Un portrait au vitriol de la société lisboète
Maria João tente de survivre après avoir été violée par trois garçons. Mais la mort la rattrape.
Au milieu du Tage, une femme se défend, hurle, frappe Lourenço alors qu’Alberto, qui ne peut lâcher les commande du petit canot, lui crie de ne pas la laisser s’échapper. Elle réussit à sauter, à rejoindre la rive cependant rattrapée et frappée avec l’ancre. Elle est laissée pour morte. Une ombre a assisté au drame, une ombre qui emporte le corps de la femme. Alberto et Lourenço sont les fils de Salvador Teles, un puissant industriel. Ils sont très inquiets après les événements de la nuit. Et cette fois-ci, ils ne pensent pas être sauvés par leur père qui avait fait étouffer l’affaire de l’assassinat de Maria João. Ils font partie de la jeunesse dorée de Lisbonne et avec Rick, leur cousin, un acteur de seconde zone ; ils tournent des films pornographiques.
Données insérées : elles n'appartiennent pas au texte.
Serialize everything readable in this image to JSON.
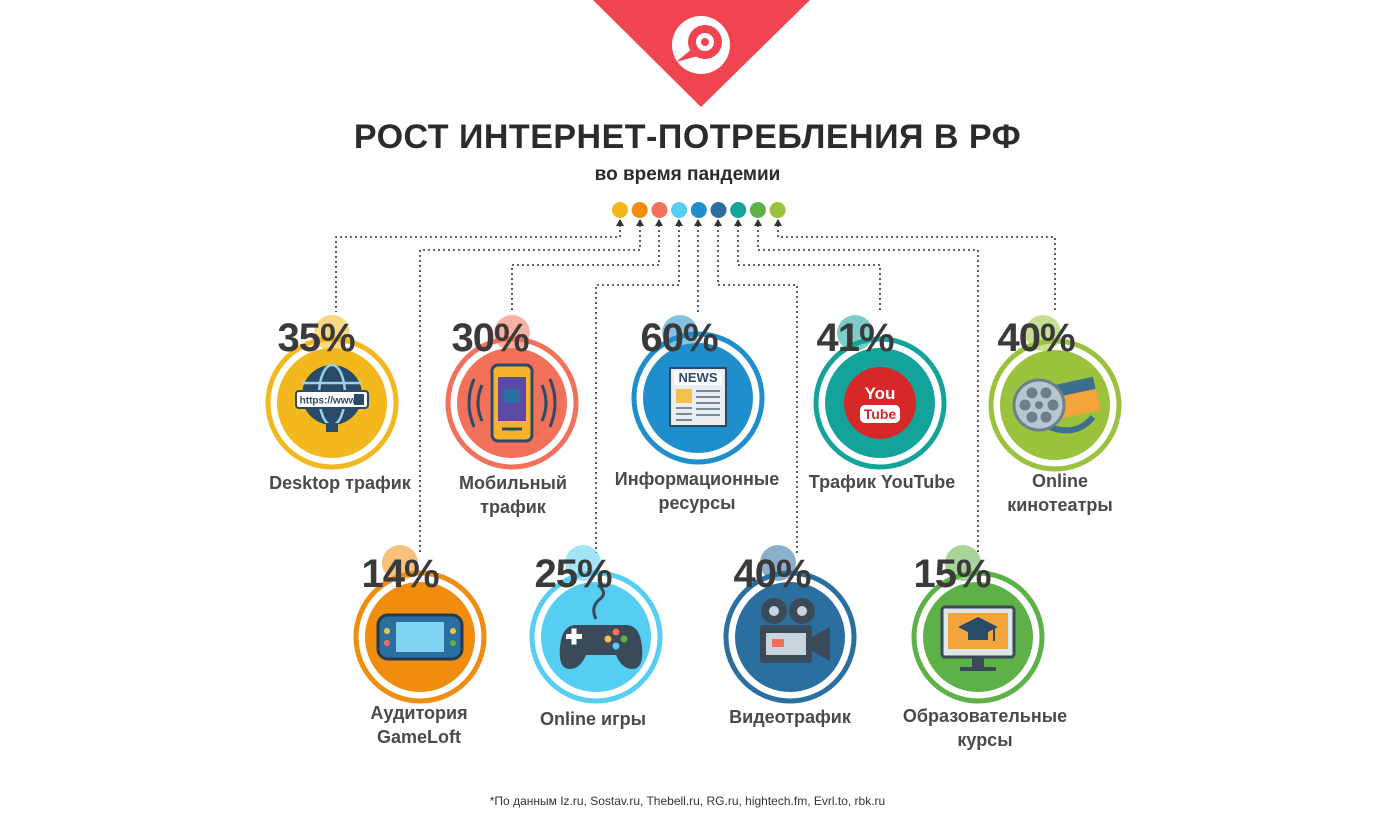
{
  "header": {
    "title": "РОСТ ИНТЕРНЕТ-ПОТРЕБЛЕНИЯ В РФ",
    "subtitle": "во время пандемии",
    "logo_color": "#f04450"
  },
  "items": [
    {
      "id": "desktop",
      "percent": "35%",
      "label_lines": [
        "Desktop трафик"
      ],
      "color": "#f2b81d",
      "icon": "globe-www-icon"
    },
    {
      "id": "mobile",
      "percent": "30%",
      "label_lines": [
        "Мобильный",
        "трафик"
      ],
      "color": "#f3705a",
      "icon": "smartphone-icon"
    },
    {
      "id": "news",
      "percent": "60%",
      "label_lines": [
        "Информационные",
        "ресурсы"
      ],
      "color": "#1e8fcc",
      "icon": "newspaper-icon"
    },
    {
      "id": "youtube",
      "percent": "41%",
      "label_lines": [
        "Трафик YouTube"
      ],
      "color": "#14a39a",
      "icon": "youtube-icon",
      "icon_text": [
        "You",
        "Tube"
      ]
    },
    {
      "id": "cinema",
      "percent": "40%",
      "label_lines": [
        "Online",
        "кинотеатры"
      ],
      "color": "#9ac23d",
      "icon": "film-reel-icon"
    },
    {
      "id": "gameloft",
      "percent": "14%",
      "label_lines": [
        "Аудитория",
        "GameLoft"
      ],
      "color": "#f08c0e",
      "icon": "handheld-console-icon"
    },
    {
      "id": "games",
      "percent": "25%",
      "label_lines": [
        "Online игры"
      ],
      "color": "#56cdf2",
      "icon": "gamepad-icon"
    },
    {
      "id": "video",
      "percent": "40%",
      "label_lines": [
        "Видеотрафик"
      ],
      "color": "#2a6fa0",
      "icon": "video-camera-icon"
    },
    {
      "id": "courses",
      "percent": "15%",
      "label_lines": [
        "Образовательные",
        "курсы"
      ],
      "color": "#5db146",
      "icon": "online-course-icon"
    }
  ],
  "dots": [
    "#f2b81d",
    "#f08c0e",
    "#f3705a",
    "#56cdf2",
    "#1e8fcc",
    "#2a6fa0",
    "#14a39a",
    "#5db146",
    "#9ac23d"
  ],
  "footnote": "*По данным Iz.ru, Sostav.ru, Thebell.ru, RG.ru, hightech.fm, Evrl.to, rbk.ru"
}
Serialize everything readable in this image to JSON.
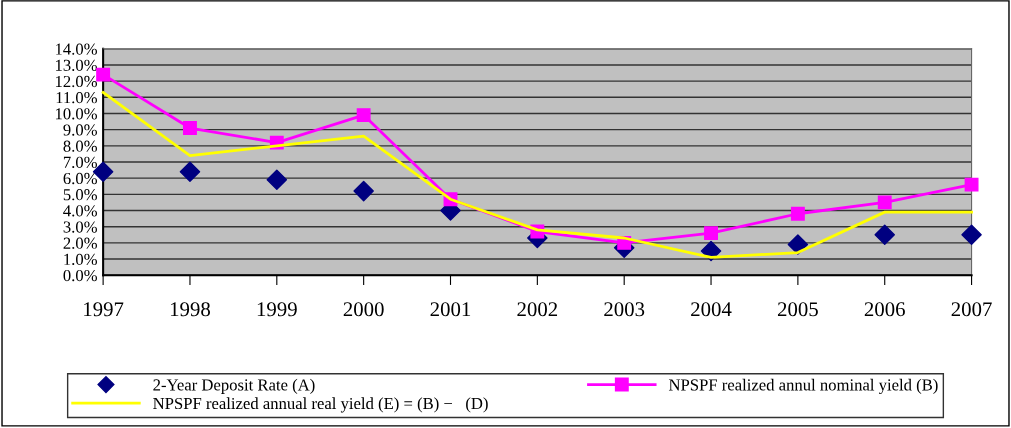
{
  "chart_data": {
    "type": "line",
    "categories": [
      "1997",
      "1998",
      "1999",
      "2000",
      "2001",
      "2002",
      "2003",
      "2004",
      "2005",
      "2006",
      "2007"
    ],
    "series": [
      {
        "name": "2-Year Deposit Rate (A)",
        "type": "scatter",
        "marker": "diamond",
        "color": "#000080",
        "values": [
          6.4,
          6.4,
          5.9,
          5.2,
          4.0,
          2.3,
          1.7,
          1.5,
          1.9,
          2.5,
          2.5
        ]
      },
      {
        "name": "NPSPF realized annul nominal yield (B)",
        "type": "line",
        "marker": "square",
        "color": "#ff00ff",
        "values": [
          12.4,
          9.1,
          8.2,
          9.9,
          4.7,
          2.7,
          2.0,
          2.6,
          3.8,
          4.5,
          5.6
        ]
      },
      {
        "name": "NPSPF realized annual real yield (E) = (B) −   (D)",
        "marker": "none",
        "color": "#ffff00",
        "values": [
          11.3,
          7.4,
          8.0,
          8.6,
          4.7,
          2.8,
          2.3,
          1.1,
          1.4,
          3.9,
          3.9
        ]
      }
    ],
    "ylim": [
      0,
      14
    ],
    "yticks": [
      {
        "value": 0,
        "label": "0.0%"
      },
      {
        "value": 1,
        "label": "1.0%"
      },
      {
        "value": 2,
        "label": "2.0%"
      },
      {
        "value": 3,
        "label": "3.0%"
      },
      {
        "value": 4,
        "label": "4.0%"
      },
      {
        "value": 5,
        "label": "5.0%"
      },
      {
        "value": 6,
        "label": "6.0%"
      },
      {
        "value": 7,
        "label": "7.0%"
      },
      {
        "value": 8,
        "label": "8.0%"
      },
      {
        "value": 9,
        "label": "9.0%"
      },
      {
        "value": 10,
        "label": "10.0%"
      },
      {
        "value": 11,
        "label": "11.0%"
      },
      {
        "value": 12,
        "label": "12.0%"
      },
      {
        "value": 13,
        "label": "13.0%"
      },
      {
        "value": 14,
        "label": "14.0%"
      }
    ],
    "grid": "y",
    "legend": "bottom"
  }
}
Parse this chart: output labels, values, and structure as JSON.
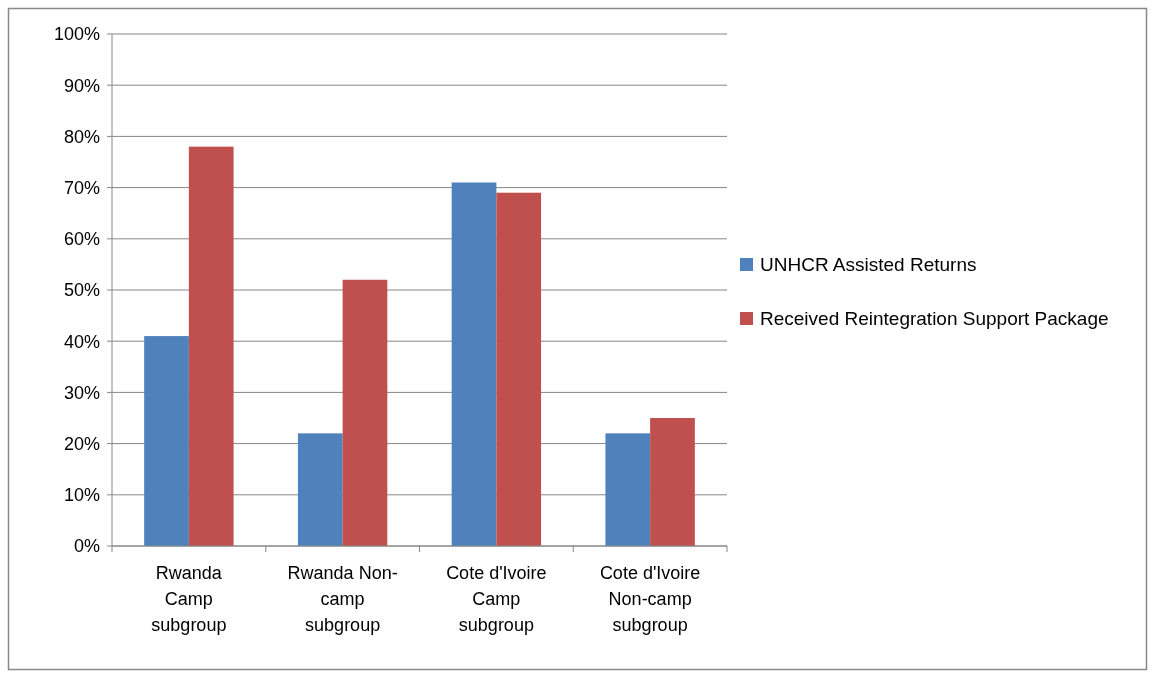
{
  "chart_data": {
    "type": "bar",
    "categories": [
      "Rwanda Camp subgroup",
      "Rwanda Non-camp subgroup",
      "Cote d'Ivoire Camp subgroup",
      "Cote d'Ivoire Non-camp subgroup"
    ],
    "series": [
      {
        "name": "UNHCR Assisted Returns",
        "color": "#4f81bd",
        "values": [
          41,
          22,
          71,
          22
        ]
      },
      {
        "name": "Received Reintegration Support Package",
        "color": "#c0504d",
        "values": [
          78,
          52,
          69,
          25
        ]
      }
    ],
    "ylim": [
      0,
      100
    ],
    "yticks": [
      {
        "value": 0,
        "label": "0%"
      },
      {
        "value": 10,
        "label": "10%"
      },
      {
        "value": 20,
        "label": "20%"
      },
      {
        "value": 30,
        "label": "30%"
      },
      {
        "value": 40,
        "label": "40%"
      },
      {
        "value": 50,
        "label": "50%"
      },
      {
        "value": 60,
        "label": "60%"
      },
      {
        "value": 70,
        "label": "70%"
      },
      {
        "value": 80,
        "label": "80%"
      },
      {
        "value": 90,
        "label": "90%"
      },
      {
        "value": 100,
        "label": "100%"
      }
    ],
    "grid": "y",
    "legend": "right"
  }
}
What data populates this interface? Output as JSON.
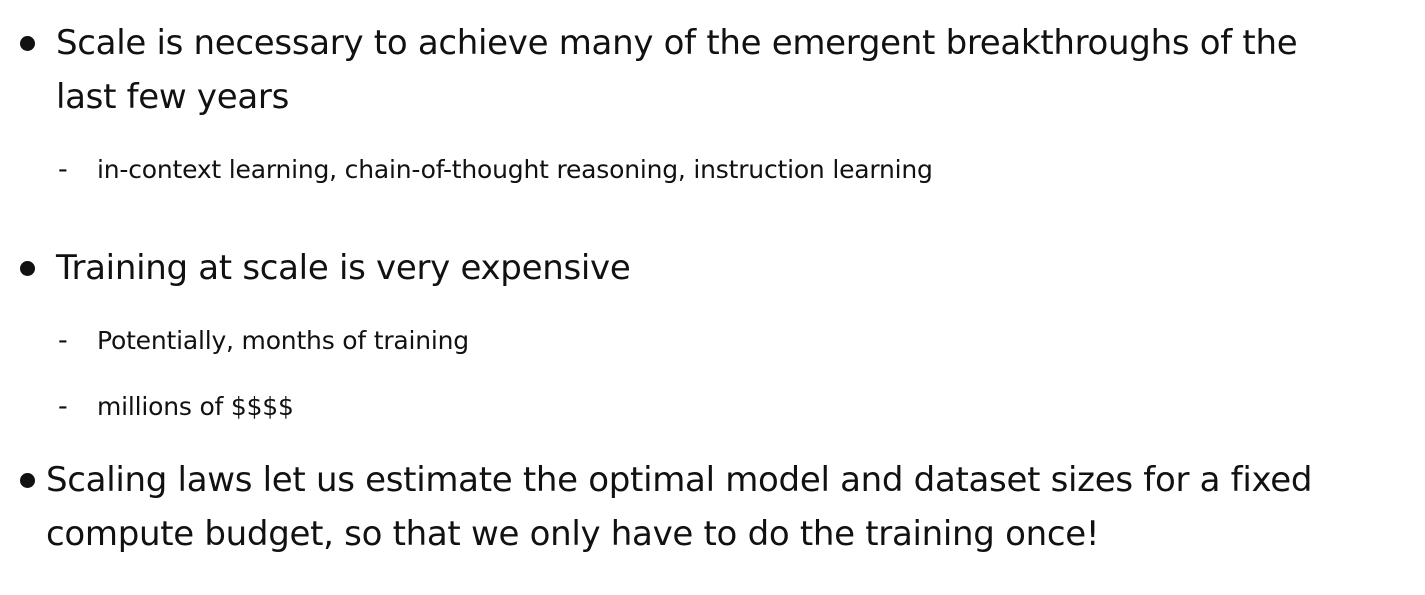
{
  "bullets": [
    {
      "lines": [
        "Scale is necessary to achieve many of the emergent breakthroughs of the",
        "last few years"
      ],
      "subitems": [
        "in-context learning, chain-of-thought reasoning, instruction learning"
      ]
    },
    {
      "lines": [
        "Training at scale is very expensive"
      ],
      "subitems": [
        "Potentially, months of training",
        "millions of $$$$"
      ]
    },
    {
      "lines": [
        "Scaling laws let us estimate the optimal model and dataset sizes for a fixed",
        "compute budget, so that we only have to do the training once!"
      ],
      "subitems": []
    }
  ],
  "dash_glyph": "-"
}
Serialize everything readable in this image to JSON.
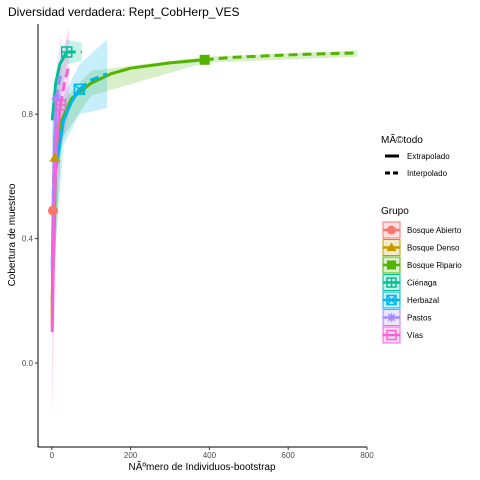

Cette femme est fiancée à Evgueni, un garçon qui s’inquiète quand elle n’est pas au rendez-vous, qu’elle reste introuvable. Il contacte Oulianov, le frère d’Irina, un taiseux au passé tourmenté. Celui-ci, après être passé par les services spéciaux de l’URSS, l’armée a fini dans des combines criminelles, fait de la prison et se terre au Portugal comme ouvrier. Pour retrouver sa sœur, il doit sortir de l’ombre et renouer avec des réflexes d’enquêteur.
Pour construire son intrigue, le romancier mise sur les règles du roman criminel inversé dont tout l’enjeu est de savoir si le, ou les, coupables pourront échapper à la justice, au châtiment. Il les place dans les milieux aisés de la capitale, dans le milieu des affaires. Il décrit Lisbonne et son évolution, les quartiers en mutation. Il expose les constructions nouvelles, les travaux d’infrastructure et ce qu’ils génèrent comme magouilles et malversations, pots de vins et corruptions en tous genres.
Trois parcours principaux structurent le récit. Celui des deux frères qui peu à peu se sentent cernés par des forces inconnues et qui tentent de desserrer l’étau. Ceux qui portent le glaive de la justice, que ce soit la police, justicier officiel ou un ex-assassin qui mène sa vendetta. Lisbonne s’installe à côté de ce trio et occupe une place entière de personnage.
Le romancier dresse une galerie de portraits remarquables dans leur noirceur. Peu méritent être sauvés. Salvador Teles, un grand capitaine d’industrie qui a eu l’opportunité d’épouser une riche héritière mais qui a su faire prospérer l’argent de son beau-père profitant du réseau qu’il avait créé quand il était militaire. Les deux fils dont leur père doute de leurs capacités au point de les laisser avec des “joujoux”, préférant vendre son empire. L’immigrant russe au passé criminel chargé, même s’il tuait dans une certaine légalité. Et puis toute une équipe de fonctionnaires municipaux qui doivent arrondir leurs fins de mois, de policiers plus ou moins corrompus. Et puis, une ombre qui hante la nuit.
Tout ce petit monde s’agite dans Lisbonne, de la Jet-set aux sous-sols inexplorés, des couloirs des administrations aux bords du fleuve. Pedro Garcia Rosado propose un roman fort, âpre, à l’intrigue raffinée mettant en tension un récit attractif servi par une théorie de protagonistes bien campés.
serge perraud
Pedro Garcia Rosado, Mort sur le Tage (Ulianov e o Diablo), traduit du portugais par Myriam Benarroch, Éditions Chandeigne, coll. “Bibliothèque Lusitane”, octobre 2017, 408 p. – 22,00 €.